Industry largely pleased with trust outcome

By Steven Lamb | November 24, 2005 | Last updated on November 24, 2005
3 min read

Finance Minister Ralph Goodale’s surprise announcement Wednesday night on the tax treatment of income trusts is being cheered by institutional investors and issuers alike.

Income trusts have been in a funk since late September, when Goodale announced the federal government would review the tax efficiencies built into the structures and CRA would no longer issue advance rulings on the structures.

But last night, Goodale said tax hikes on trusts were not in the cards and instead promised to cut corporate and personal taxes on dividends, thereby placing dividend-paying corporations on a level playing field and making conversion to a trust structure less appealing.

“The government’s move to avoid taxing income trusts in Canada provides some relief to the sector that had suffered under the uncertainty of its tax status,” wrote Stewart Hall, fixed income dealer, HSBC Securities, in his daily commentary. “The Finance Department decided to level the playing field for regular dividend paying stocks by reducing the tax paid by the investor.”

“Today, Canadian real estate capital markets are much stronger than they were yesterday and provide Canadians with the opportunity to participate in real estate investments,” said Michael Brooks, executive director of the Real Property Association of Canada (RealPac).

RealPac applauded the move, saying it benefited not only its REIT members, but also pension funds and both private and public dividend paying real estate operating companies.
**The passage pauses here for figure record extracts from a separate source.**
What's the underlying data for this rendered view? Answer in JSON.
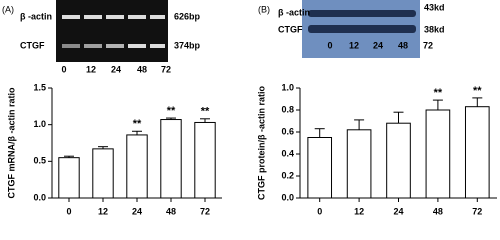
{
  "chart_data": [
    {
      "type": "bar",
      "panel_label": "(A)",
      "blot": {
        "bands": [
          "β -actin",
          "CTGF"
        ],
        "sizes": [
          "626bp",
          "374bp"
        ]
      },
      "ylabel": "CTGF mRNA/β -actin ratio",
      "categories": [
        "0",
        "12",
        "24",
        "48",
        "72"
      ],
      "values": [
        0.55,
        0.67,
        0.86,
        1.07,
        1.03
      ],
      "errors": [
        0.02,
        0.03,
        0.05,
        0.02,
        0.05
      ],
      "significance": [
        null,
        null,
        "**",
        "**",
        "**"
      ],
      "ylim": [
        0,
        1.5
      ],
      "yticks": [
        {
          "value": 0,
          "label": "0.0"
        },
        0.5,
        {
          "value": 1,
          "label": "1.0"
        },
        1.5
      ],
      "color": "#ffffff"
    },
    {
      "type": "bar",
      "panel_label": "(B)",
      "blot": {
        "bands": [
          "β -actin",
          "CTGF"
        ],
        "sizes": [
          "43kd",
          "38kd"
        ]
      },
      "ylabel": "CTGF protein/β -actin ratio",
      "categories": [
        "0",
        "12",
        "24",
        "48",
        "72"
      ],
      "values": [
        0.55,
        0.62,
        0.68,
        0.8,
        0.83
      ],
      "errors": [
        0.08,
        0.09,
        0.1,
        0.09,
        0.08
      ],
      "significance": [
        null,
        null,
        null,
        "**",
        "**"
      ],
      "ylim": [
        0,
        1.0
      ],
      "yticks": [
        {
          "value": 0,
          "label": "0.0"
        },
        0.2,
        0.4,
        0.6,
        0.8,
        {
          "value": 1,
          "label": "1.0"
        }
      ],
      "color": "#ffffff"
    }
  ]
}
“This will go a long way towards eliminating the current arbitrage between businesses organized as corporations and those organized in trust form,” added Jim Leech, senior vice-president of the Ontario Teachers’ Pension Plan. “We have been advocating for some time for an integration of personal and corporate income tax through the lowering of corporate tax and raising of dividend tax credits on common shares.”

There has been some criticism, not for the announcement, but the way it was made, with many calling it rushed and blatant electioneering.

“Canada is set to enter an election cycle and the negative optics associated with taxing the income trust market — a market leaned on by retirees and pension plans for income streams — proved too daunting for the Liberal minority government,” said HSBC’s Hall.

Others question the numbers that Ottawa had been assuming as tax-leakage in the first place. Forensic accountant Al Rosen is a long-time critic of the income trust structure, saying they lack accounting transparency.

“I am not at all convinced that this levels the playing field. There are just too many loose ends and too much missing information” Rosen says. “I think this whole thing will have to be re-examined by a new government after it gets in and gets settled.”

He says that it is difficult to assess how much of a trust distribution really is income, and what percentage is actually a return of capital. He uses the example of a $10 per year trust distribution, where 30% of the payout is actually return of capital. In this case, he argues, the unitholder is likely paying too much tax, rather than too little.

“What we don’t know is whether that quoted $300 million [tax leakage] was net of the extra tax people were paying or whether it was not even factored in,” he says. “There’s not enough data around to really say if there has been a leveling of the playing field.”